The point being this was not an actor killed, so your smartbum comment is just that and has no particular relevance here. :roll:

Rob P
Fourteen years in and around the firearms business.
Flyin'Dutch', townleyc liked this
#1877987
Rob P wrote:
Boxkite wrote:Yes, when acting a scene .... :roll:


The point being this was not an actor killed, so your smartbum comment is just that and has no particular relevance here. :roll:

Rob P
Fourteen years in and around the firearms business.

The point being that "NEVER point a gun at anyone even if it unloaded or a prop" doesn't always mean never.
#1877989
There was an interesting interview on the Beeb yesterday lunchtime with a chap who supplies firearms to the film and TV industry.

Certainly in this country it is highly controlled, actors and relevant production crew alike are regularly trained (often demanding additional training themselves), and even in action shots guns are not pointed directly at people.

The point made was that even with blanks, the discharge can lethal, carrying grit, barrel residue, wadding or even bits of metal broken away from the cartridge.

Whether the current tragedy is the result of an unfortunate accident or evidence of a sloppier approach overall remains to be seen.
#1877996
Seems the scene was being rehearsed whereby the shot was towards the camera, to represent the target’s point of view.

The reports indicate the cinematographer was hit, the bullet passing through her to a second victim.

Doesn’t seem likely that a fragment of anything could do that much damage.
#1878002
At a school CCF Army cadets exercise in the Thetford Forest, Training Area in the 60s one of my mates had half his ear blown off by .303 Lee Enfield blank round wadding by another kid six feet behind him in the scrubland.

And this not ten minutes after having had a demonstration of the two inch dent blown in a steel marker signpost by such blanks by one of our instructors. :roll:
#1878014
skydriller wrote:ISTR always having a yellow thingy in the end of HMs popguns when issued with blanks for exercises... Im sure there is a name for it, I do know it was precisely to prevent said accidents with blanks.

Regards, SD..



If they did that on the film set someone on IMDB would put it under goofs. :wink:

The problem with realism is that the gap between real and fake can be too small.

AIUI UK film sets simply don’t have live bullets on site, nor are even fake guns ever pointed directly at anyone.

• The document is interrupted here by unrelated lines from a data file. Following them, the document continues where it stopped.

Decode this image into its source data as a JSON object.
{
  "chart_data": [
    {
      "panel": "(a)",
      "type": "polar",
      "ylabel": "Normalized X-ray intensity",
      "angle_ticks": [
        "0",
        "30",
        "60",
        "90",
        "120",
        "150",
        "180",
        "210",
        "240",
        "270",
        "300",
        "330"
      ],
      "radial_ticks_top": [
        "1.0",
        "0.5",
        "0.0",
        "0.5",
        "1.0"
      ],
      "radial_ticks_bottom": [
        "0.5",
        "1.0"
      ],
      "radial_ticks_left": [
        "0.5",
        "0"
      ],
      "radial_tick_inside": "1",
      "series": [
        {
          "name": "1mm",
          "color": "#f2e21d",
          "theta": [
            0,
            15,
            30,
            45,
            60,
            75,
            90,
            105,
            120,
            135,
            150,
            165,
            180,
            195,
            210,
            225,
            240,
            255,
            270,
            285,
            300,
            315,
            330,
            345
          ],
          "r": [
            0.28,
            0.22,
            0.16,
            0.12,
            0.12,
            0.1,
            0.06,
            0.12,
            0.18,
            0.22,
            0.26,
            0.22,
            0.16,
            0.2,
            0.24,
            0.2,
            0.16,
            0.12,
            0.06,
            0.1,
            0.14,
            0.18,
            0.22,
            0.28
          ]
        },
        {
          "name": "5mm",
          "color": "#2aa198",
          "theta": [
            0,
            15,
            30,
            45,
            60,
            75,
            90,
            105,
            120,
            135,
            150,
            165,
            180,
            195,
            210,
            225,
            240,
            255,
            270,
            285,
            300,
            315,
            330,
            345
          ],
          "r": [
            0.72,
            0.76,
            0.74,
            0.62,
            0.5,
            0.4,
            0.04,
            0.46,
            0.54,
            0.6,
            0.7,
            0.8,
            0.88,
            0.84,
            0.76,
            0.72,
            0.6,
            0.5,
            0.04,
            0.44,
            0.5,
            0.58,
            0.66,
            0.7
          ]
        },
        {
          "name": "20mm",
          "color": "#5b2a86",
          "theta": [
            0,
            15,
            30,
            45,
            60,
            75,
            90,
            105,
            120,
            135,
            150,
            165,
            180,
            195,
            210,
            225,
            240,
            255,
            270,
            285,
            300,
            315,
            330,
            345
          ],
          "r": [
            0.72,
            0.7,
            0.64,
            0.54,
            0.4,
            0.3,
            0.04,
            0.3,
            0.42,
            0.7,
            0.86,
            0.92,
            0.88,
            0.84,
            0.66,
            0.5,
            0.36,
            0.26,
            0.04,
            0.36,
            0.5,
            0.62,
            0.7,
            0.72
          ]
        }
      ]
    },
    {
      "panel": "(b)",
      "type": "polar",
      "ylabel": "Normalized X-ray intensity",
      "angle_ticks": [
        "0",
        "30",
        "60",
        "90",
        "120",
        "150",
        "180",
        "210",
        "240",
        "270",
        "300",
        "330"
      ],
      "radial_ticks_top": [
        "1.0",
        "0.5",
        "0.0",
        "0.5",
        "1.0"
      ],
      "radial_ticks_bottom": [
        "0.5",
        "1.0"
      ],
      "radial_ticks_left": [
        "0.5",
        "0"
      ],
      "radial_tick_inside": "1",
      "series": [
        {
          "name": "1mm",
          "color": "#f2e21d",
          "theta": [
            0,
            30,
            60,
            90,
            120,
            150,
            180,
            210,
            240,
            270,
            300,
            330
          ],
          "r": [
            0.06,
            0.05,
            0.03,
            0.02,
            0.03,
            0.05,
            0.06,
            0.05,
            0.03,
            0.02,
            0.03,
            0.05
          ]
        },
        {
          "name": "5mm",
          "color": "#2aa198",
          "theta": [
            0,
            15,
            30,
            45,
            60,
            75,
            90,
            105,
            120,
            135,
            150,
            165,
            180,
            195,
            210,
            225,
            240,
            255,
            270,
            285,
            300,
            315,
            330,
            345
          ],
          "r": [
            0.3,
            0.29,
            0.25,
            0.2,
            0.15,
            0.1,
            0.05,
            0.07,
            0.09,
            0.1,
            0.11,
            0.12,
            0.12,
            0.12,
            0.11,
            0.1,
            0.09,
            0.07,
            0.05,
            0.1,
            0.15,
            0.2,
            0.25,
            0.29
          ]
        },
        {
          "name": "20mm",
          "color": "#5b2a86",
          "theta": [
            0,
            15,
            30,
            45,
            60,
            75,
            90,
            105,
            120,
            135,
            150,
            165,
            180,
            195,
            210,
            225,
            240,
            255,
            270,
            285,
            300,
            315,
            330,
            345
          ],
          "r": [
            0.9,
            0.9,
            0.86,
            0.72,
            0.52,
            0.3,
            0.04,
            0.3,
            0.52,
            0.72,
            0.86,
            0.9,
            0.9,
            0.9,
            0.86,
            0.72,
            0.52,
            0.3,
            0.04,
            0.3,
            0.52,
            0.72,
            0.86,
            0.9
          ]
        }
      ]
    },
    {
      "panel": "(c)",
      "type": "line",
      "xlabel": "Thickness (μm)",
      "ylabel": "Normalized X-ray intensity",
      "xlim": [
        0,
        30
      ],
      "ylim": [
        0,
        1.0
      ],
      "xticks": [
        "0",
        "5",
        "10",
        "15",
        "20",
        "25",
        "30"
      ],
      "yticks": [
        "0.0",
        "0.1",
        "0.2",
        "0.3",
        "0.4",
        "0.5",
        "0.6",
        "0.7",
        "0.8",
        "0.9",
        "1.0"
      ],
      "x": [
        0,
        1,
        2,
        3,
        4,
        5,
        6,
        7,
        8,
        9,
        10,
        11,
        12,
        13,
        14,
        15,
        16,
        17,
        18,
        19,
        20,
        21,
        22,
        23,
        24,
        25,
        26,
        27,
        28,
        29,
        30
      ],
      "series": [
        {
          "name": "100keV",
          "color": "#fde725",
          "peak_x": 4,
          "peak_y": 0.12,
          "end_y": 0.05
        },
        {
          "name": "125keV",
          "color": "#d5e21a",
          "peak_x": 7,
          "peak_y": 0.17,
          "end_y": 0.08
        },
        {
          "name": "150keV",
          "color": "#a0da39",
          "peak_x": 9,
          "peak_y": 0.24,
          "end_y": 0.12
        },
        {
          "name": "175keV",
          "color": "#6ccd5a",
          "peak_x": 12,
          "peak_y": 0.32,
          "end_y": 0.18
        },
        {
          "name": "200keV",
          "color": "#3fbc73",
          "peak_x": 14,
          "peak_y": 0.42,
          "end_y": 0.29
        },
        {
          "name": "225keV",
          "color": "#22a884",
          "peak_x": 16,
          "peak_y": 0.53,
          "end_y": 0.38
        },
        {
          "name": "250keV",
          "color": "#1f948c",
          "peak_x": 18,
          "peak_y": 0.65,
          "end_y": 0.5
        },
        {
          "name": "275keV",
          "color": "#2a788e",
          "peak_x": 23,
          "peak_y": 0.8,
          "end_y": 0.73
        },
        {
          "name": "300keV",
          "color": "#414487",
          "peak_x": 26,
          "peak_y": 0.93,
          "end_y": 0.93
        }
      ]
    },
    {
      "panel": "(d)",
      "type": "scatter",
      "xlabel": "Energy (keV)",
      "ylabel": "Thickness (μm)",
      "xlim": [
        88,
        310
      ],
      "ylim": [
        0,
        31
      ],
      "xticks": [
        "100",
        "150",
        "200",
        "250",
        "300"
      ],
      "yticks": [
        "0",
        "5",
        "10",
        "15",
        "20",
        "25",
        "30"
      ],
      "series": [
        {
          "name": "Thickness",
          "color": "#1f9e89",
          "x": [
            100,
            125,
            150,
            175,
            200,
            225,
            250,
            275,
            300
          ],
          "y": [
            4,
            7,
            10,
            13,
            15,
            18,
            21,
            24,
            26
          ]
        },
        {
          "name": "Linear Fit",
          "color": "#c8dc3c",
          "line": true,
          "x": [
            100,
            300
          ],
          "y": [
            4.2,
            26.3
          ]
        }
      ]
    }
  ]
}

This incident was preceded by a staff walkout over safety concerns, and the employment of non union workers. Doesn’t bode well for proper procedures being understood.
#1878019
ISTR always having a yellow thingy in the end of HMs popguns when issued with blanks for exercises... Im sure there is a name for it, I do know it was precisely to prevent said accidents with blanks.


I always knew it as a BFA (Blank Firing Attachment)

However, it is being widely reported that this weapon was not loaded with blank ammunition and that a live round was discharged.

I have no inside information, but I have heard that the normal blank rounds do not look sufficiently realistic to be filmed being loaded into a firearm. Something visually more realistic is used for those shots??